# Lap Timer 2000 Question



## fargophil (May 15, 2011)

I have and have been using this program and setup for several years with no issues. Recently I had to disassemble my track as I was moving. In the process of moving I managed to mash one of the phototransistors. Does anybody who has this program and set up know what the replacement phototransistor would be? I have gdne some looking on Jameco Electronics site but of the 2 zillion available phototransistors it is impossible to determine which one I need.


----------



## Rich Dumas (Sep 3, 2008)

Go to the HO Slot Car Racing website, look under Electronics, then Lap Counter.

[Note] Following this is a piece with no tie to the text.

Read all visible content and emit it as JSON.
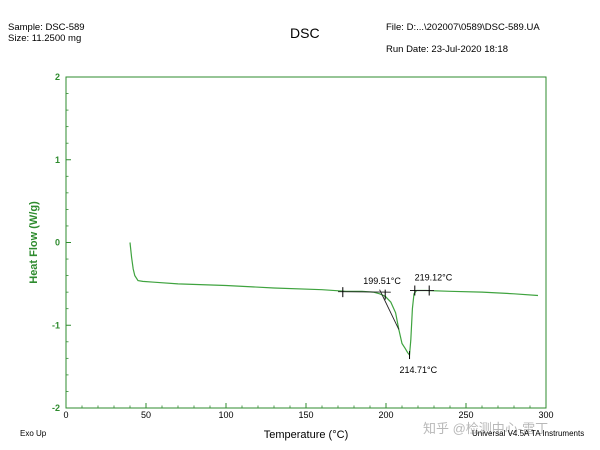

That shows a Radio Shack part # 276-145 phototransistor. Radio Shack stores are now mostly all closed, but they still have an online business. https://www.radioshack.com/products/phototransistor


----------



## yellerstang (Feb 20, 2012)

Get the original Radio Shack part number, any decent electronics supplier should be able to cross it to a valid number.


----------



## Rich Dumas (Sep 3, 2008)

The phototransistor that you use must be matched to the emitters. Both the transistors and emitters operate over a very narrow frequency band, so even a slight mismatch would result in missed counts. 850 and 950nm seem to be the most common values for both the emitters and detectors. Radio Shack sold emitters and detectors in the same package as part number 276-142, but those do not match. 
Since you have the Lap Timer 2000 system that Greg Braun sold he would be the one to ask about the sensors if you wanted to be sure about what to order. The sensors are not listed as spare parts on the HO Slot Car Racing site. The sensors are not very expensive, probably shipping would cost more than the part. Someone out there in cyberland posted that Jameco Part no. 2129385 is a good replacement for the RS part. If you have not confirmed what the proper frequency should be you could order a few of each.


----------